A la pause de midi, nous allons vers une petite gargote au bord de la route. Avec mon groupe, nous mangeons au milieu des mouches, installés sur un petit banc de bois et une table de fortune. Une bâche nous protège du soleil. Nous mangeons avec les mains, de l'attiéké et des alokos (coucous de maniok et frites de bananes plantins). Nous sommes loin de nos normes d'hygiènes européennes, mais ça ne gâche rien à ces nouvelles saveurs.

Le soir, je rentre souvent en taxi. C'est l'occasion de discuter avec les guinéens de la situation de leur pays. Selon moi, une autre forme de colonisation a supplanté la première. Ce pays, extrêmement riche en ressources naturelles, est pillé par les grandes puissances du nord. J’apprends avec stupeur que la seule voie ferrée de la ville, qui transporte le minerai vers le port, a été financé par notre Boloré national. Toutes les richesses sont exportées. Les guinéens veulent tous quitter le pays.

Des centaines d'entre-eux migrent vers l'Europe, dans des conditions inhumaines. L'état laisse la ville en roue libre à de multiples niveaux, ce qui engendre désordre et corruption.

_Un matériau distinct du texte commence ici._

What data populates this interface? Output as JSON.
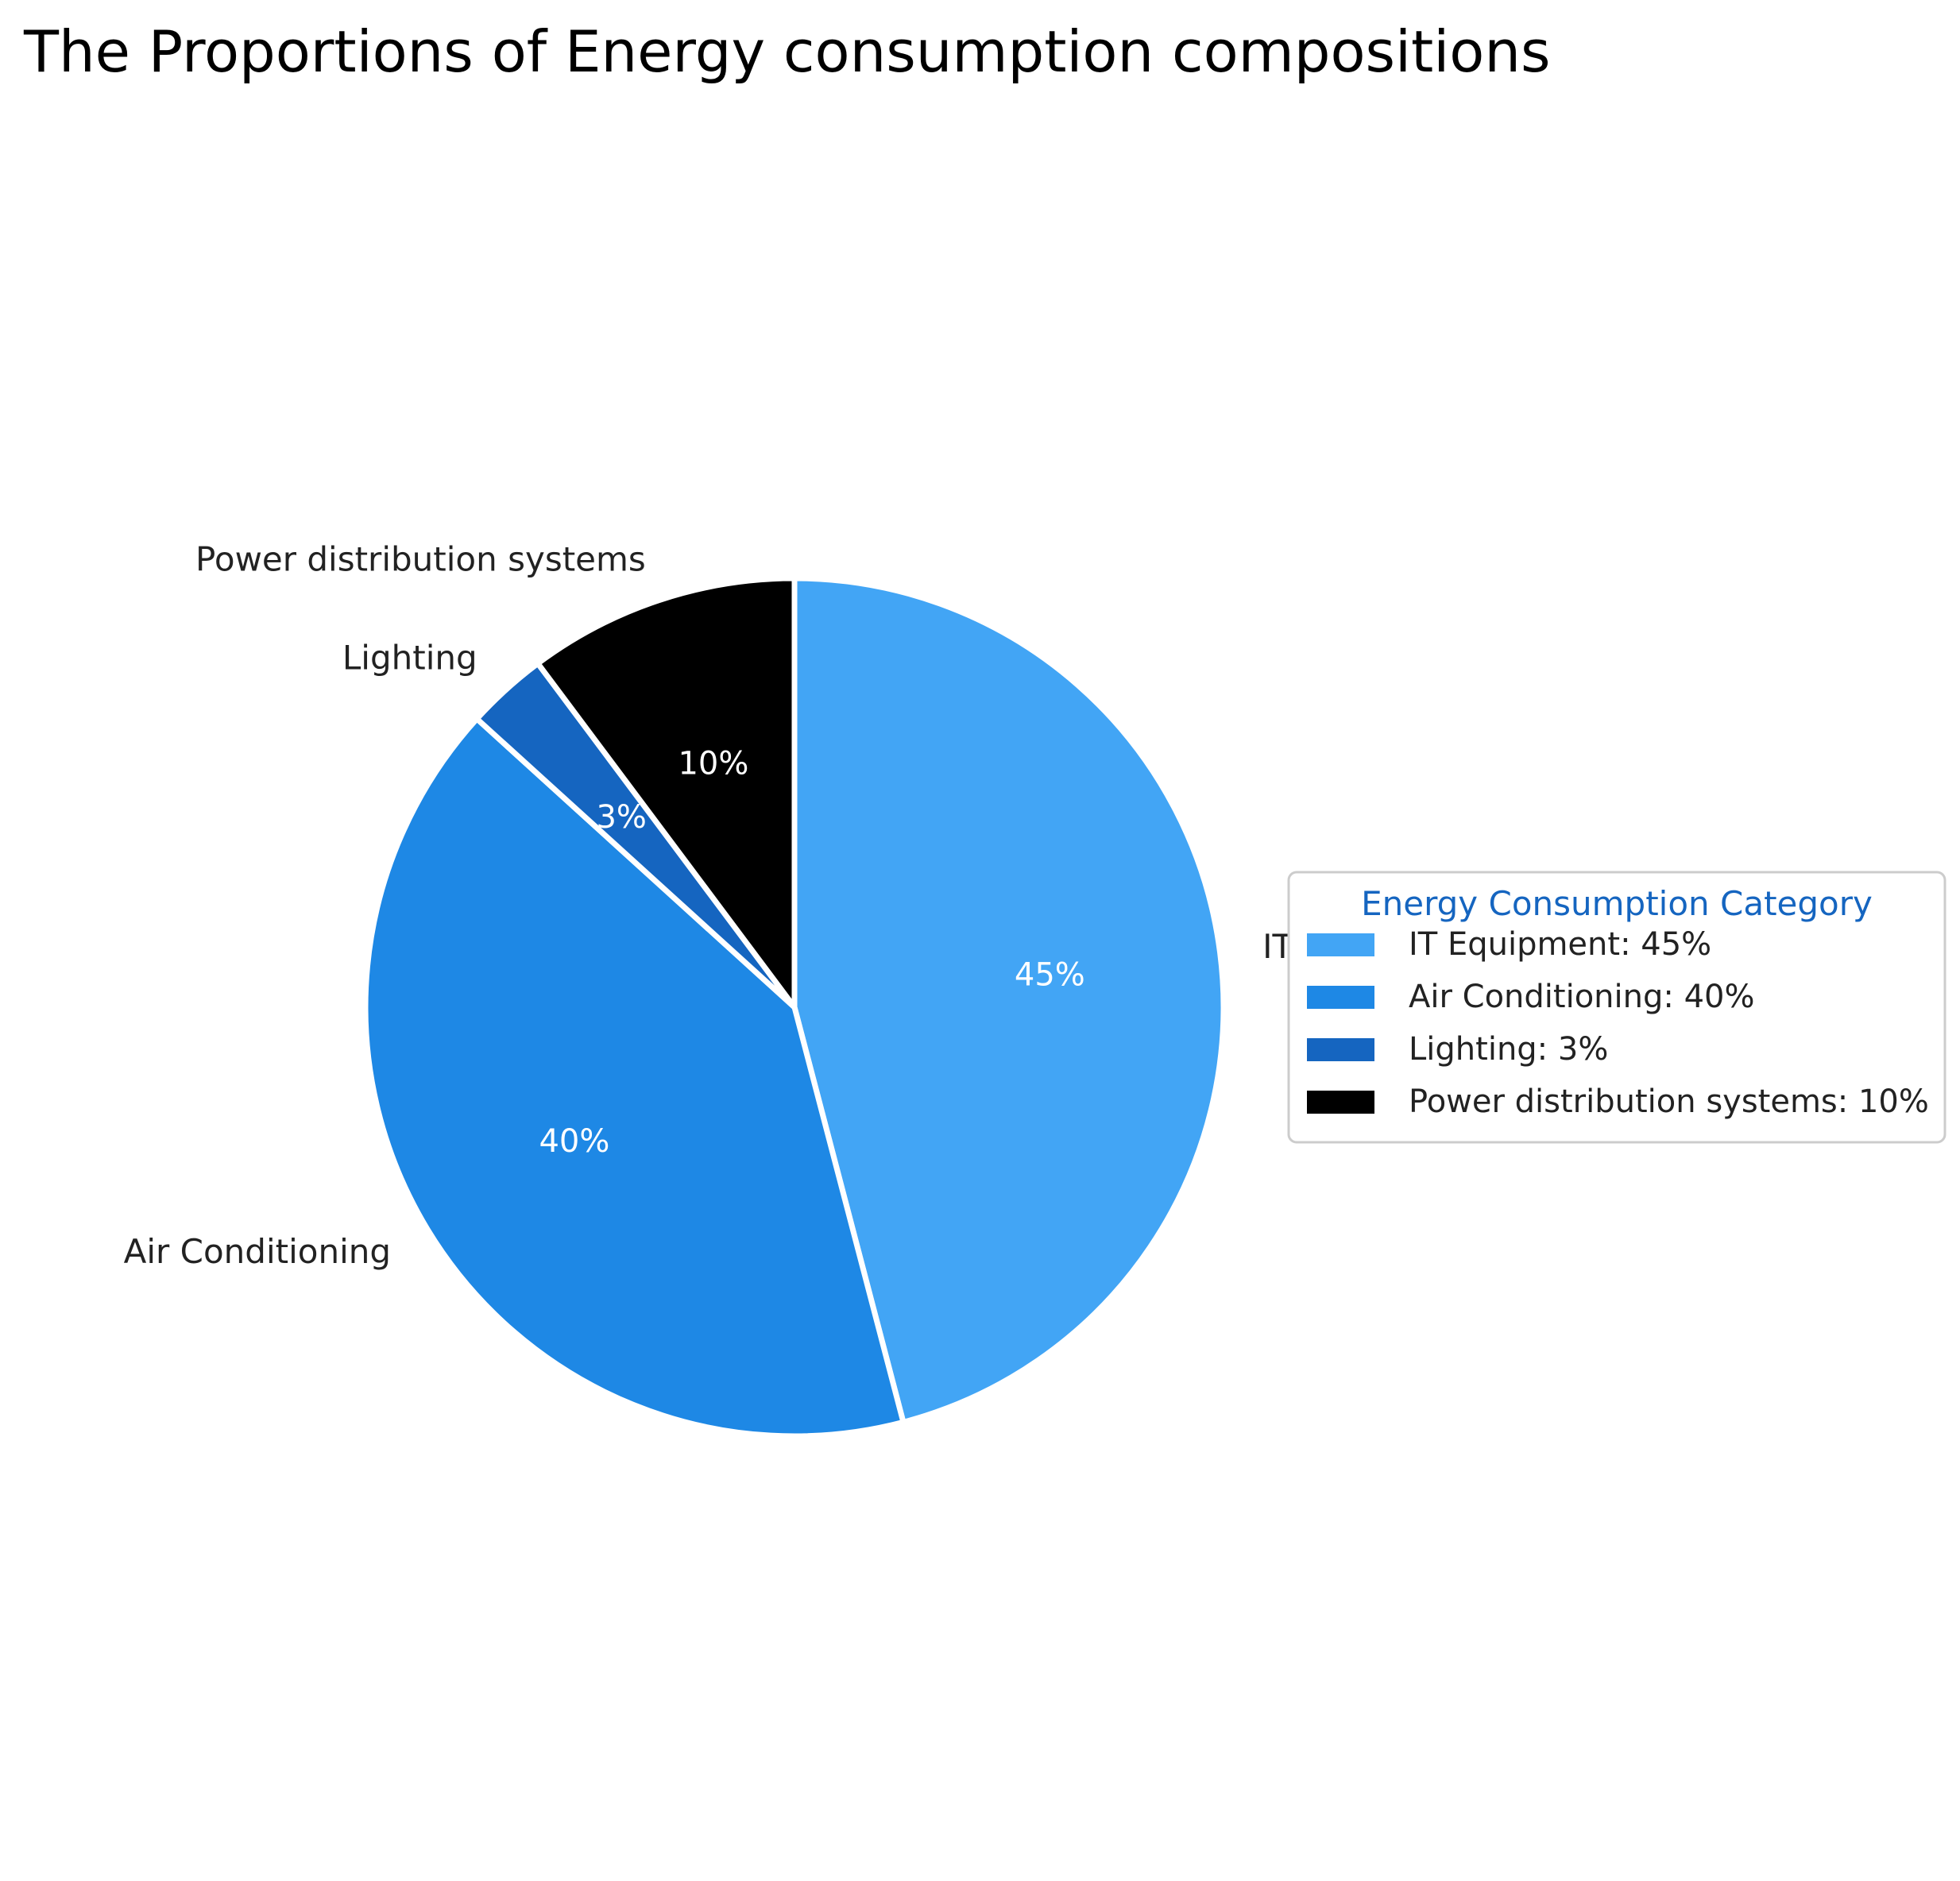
{
  "chart_data": {
    "type": "pie",
    "title": "The Proportions of Energy consumption compositions",
    "categories": [
      "IT Equipment",
      "Air Conditioning",
      "Lighting",
      "Power distribution systems"
    ],
    "values": [
      45,
      40,
      3,
      10
    ],
    "percent_labels": [
      "45%",
      "40%",
      "3%",
      "10%"
    ],
    "colors": [
      "#42a5f5",
      "#1e88e5",
      "#1565c0",
      "#000000"
    ],
    "start_angle_deg": 90,
    "direction": "clockwise",
    "legend": {
      "title": "Energy Consumption Category",
      "title_color": "#1565c0",
      "placement": "center-right",
      "entries": [
        "IT Equipment: 45%",
        "Air Conditioning: 40%",
        "Lighting: 3%",
        "Power distribution systems: 10%"
      ]
    }
  }
}
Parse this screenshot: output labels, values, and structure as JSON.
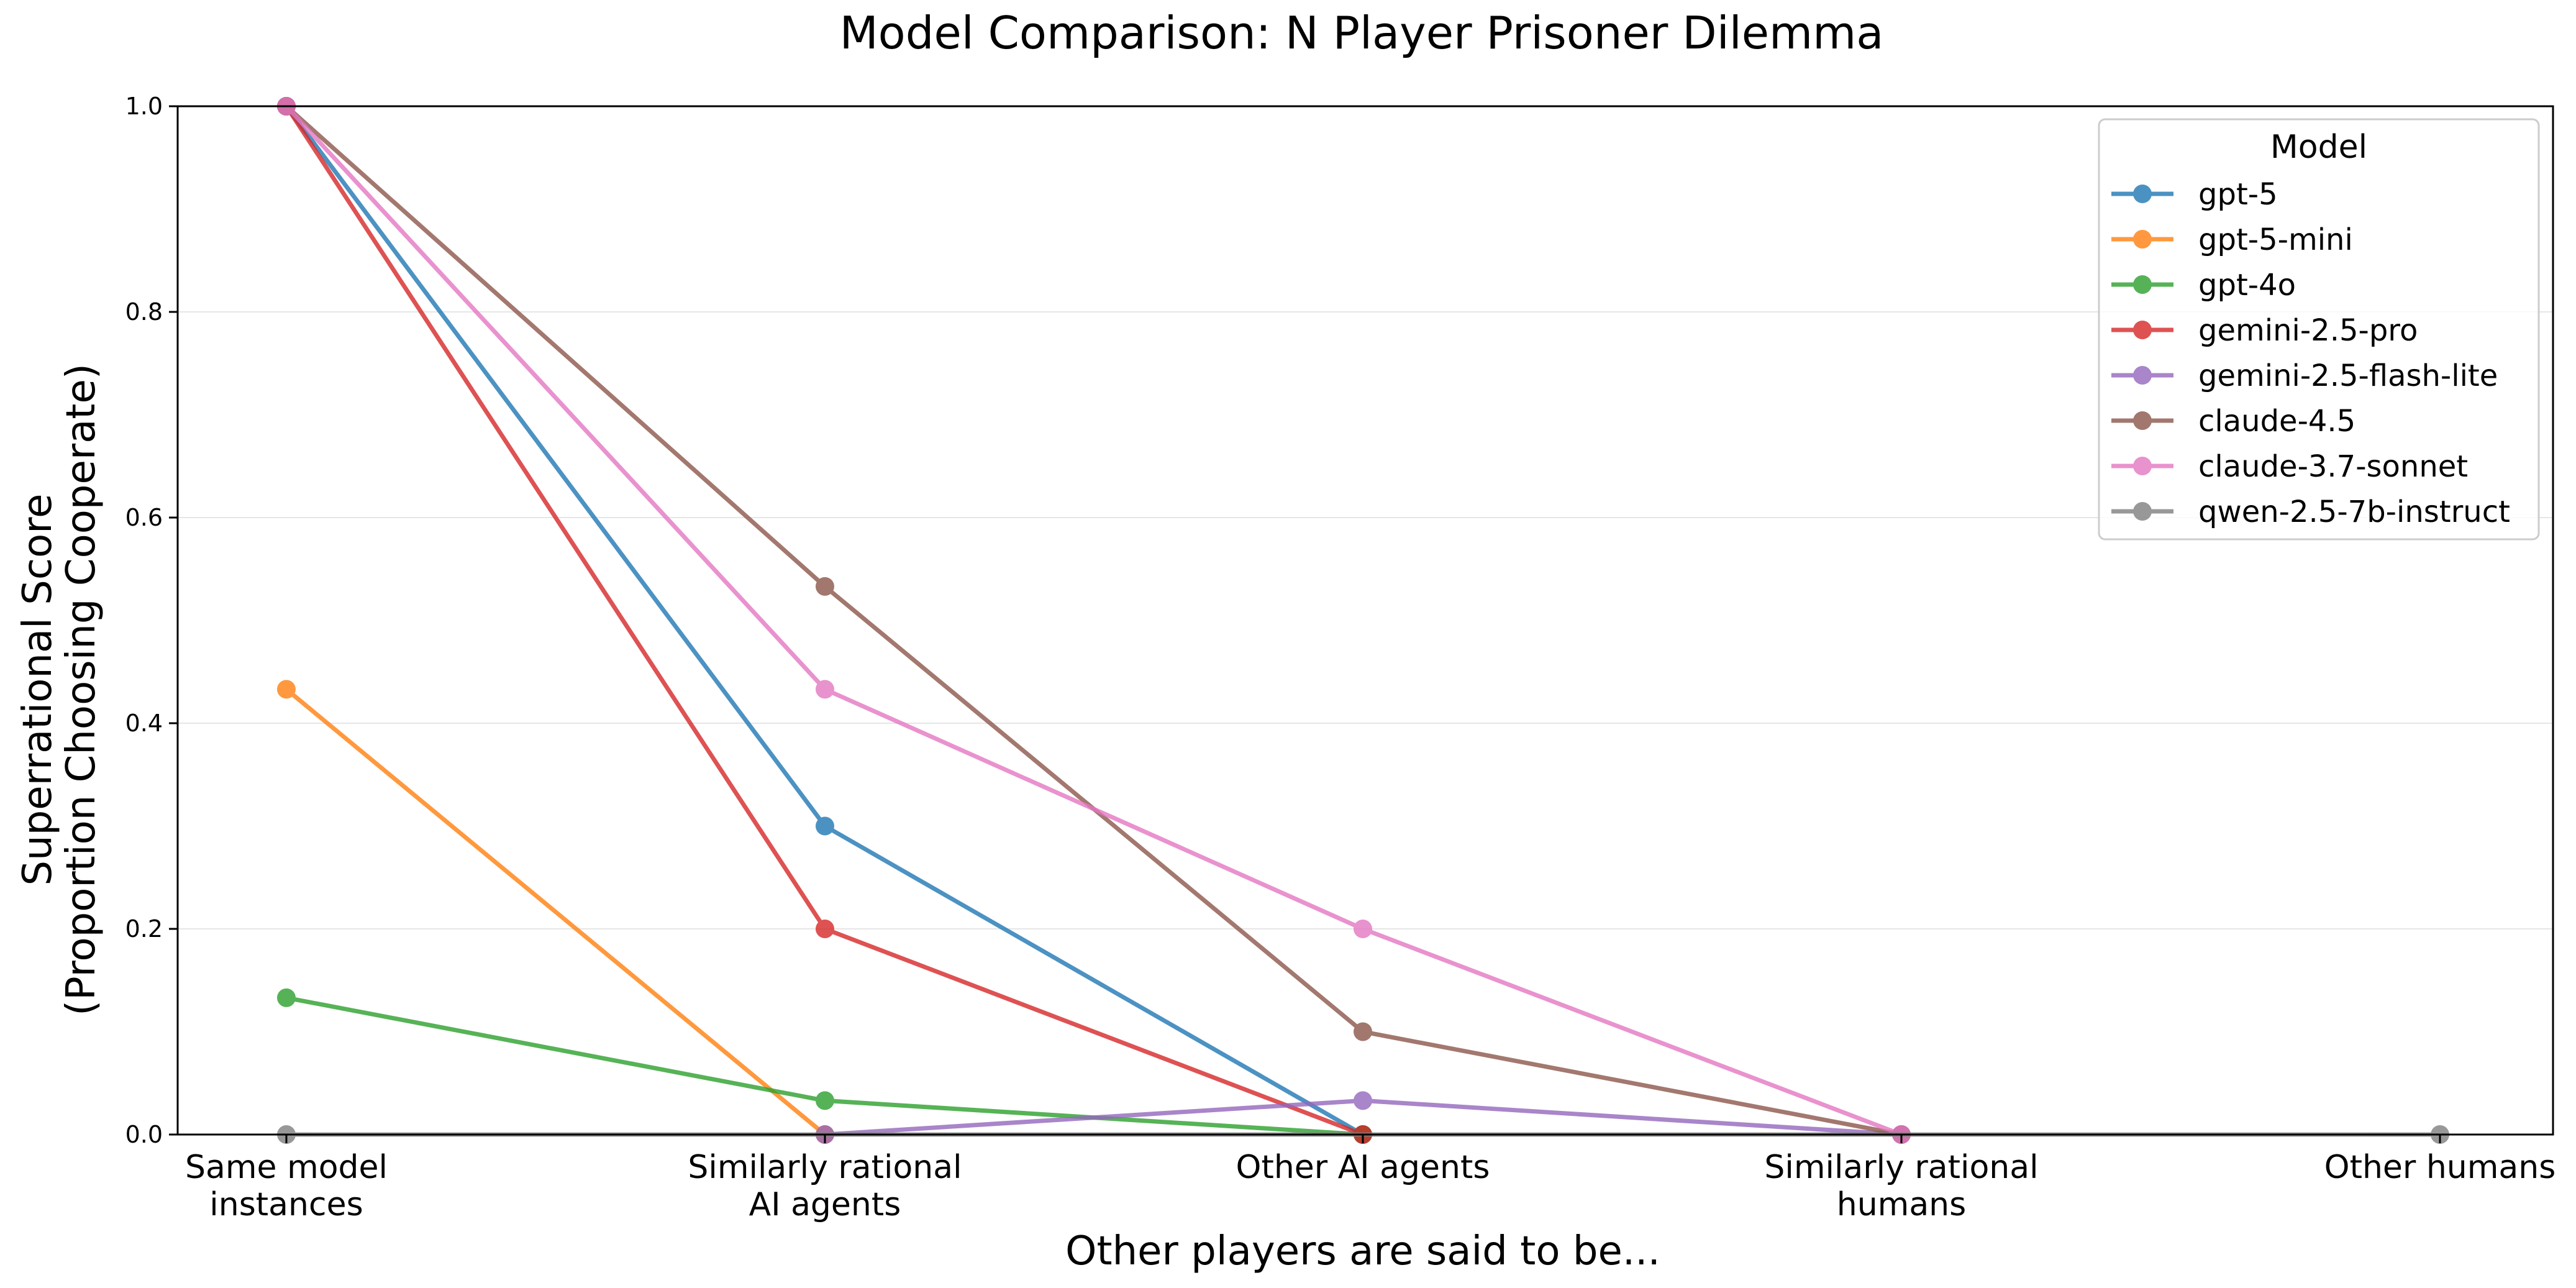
{
  "chart_data": {
    "type": "line",
    "title": "Model Comparison: N Player Prisoner Dilemma",
    "xlabel": "Other players are said to be...",
    "ylabel_lines": [
      "Superrational Score",
      "(Proportion Choosing Cooperate)"
    ],
    "categories": [
      [
        "Same model",
        "instances"
      ],
      [
        "Similarly rational",
        "AI agents"
      ],
      [
        "Other AI agents"
      ],
      [
        "Similarly rational",
        "humans"
      ],
      [
        "Other humans"
      ]
    ],
    "ylim": [
      0,
      1
    ],
    "yticks": [
      "0.0",
      "0.2",
      "0.4",
      "0.6",
      "0.8",
      "1.0"
    ],
    "grid": "horizontal",
    "legend": {
      "title": "Model",
      "placement": "top-right"
    },
    "series": [
      {
        "name": "gpt-5",
        "color": "#1f77b4",
        "values": [
          1.0,
          0.3,
          0.0,
          null,
          null
        ]
      },
      {
        "name": "gpt-5-mini",
        "color": "#ff7f0e",
        "values": [
          0.433,
          0.0,
          null,
          null,
          null
        ]
      },
      {
        "name": "gpt-4o",
        "color": "#2ca02c",
        "values": [
          0.133,
          0.033,
          0.0,
          null,
          null
        ]
      },
      {
        "name": "gemini-2.5-pro",
        "color": "#d62728",
        "values": [
          1.0,
          0.2,
          0.0,
          null,
          null
        ]
      },
      {
        "name": "gemini-2.5-flash-lite",
        "color": "#9467bd",
        "values": [
          null,
          0.0,
          0.033,
          0.0,
          null
        ]
      },
      {
        "name": "claude-4.5",
        "color": "#8c564b",
        "values": [
          1.0,
          0.533,
          0.1,
          0.0,
          null
        ]
      },
      {
        "name": "claude-3.7-sonnet",
        "color": "#e377c2",
        "values": [
          1.0,
          0.433,
          0.2,
          0.0,
          null
        ]
      },
      {
        "name": "qwen-2.5-7b-instruct",
        "color": "#7f7f7f",
        "values": [
          0.0,
          null,
          null,
          null,
          0.0
        ]
      }
    ]
  }
}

Une bonne partie des comédiens qui participent au festival sont logés dans le même quartier, à Nongo. À la fin de nos journées, nous nous retrouvons à la terrasse du « Tango », un restaurant du quartier qui devient vite la cantine du festival. C’est une autre occasion de se rencontrer et d'échanger sur nos impressions.

Cette première semaine me permet de réaliser qu'ici, le travail théâtral est toujours lié aux nécessités de la vie quotidienne et matérielle. Les comédiens de mon projet ont parfois leurs parents malades, et Marie-Louise souffre du paludisme. Coupures d’électricité, retards liés à la circulation laborieuse et aléatoire, absences : des contraintes très concrètes viennent parfois perturber les répétitions... Le théâtre ne peut pas être une priorité. Et c'est pourtant dans une très belle énergie, que plusieurs gens de théâtre oeuvrent ici pour faire une place à cet art, d'autant plus nécessaire.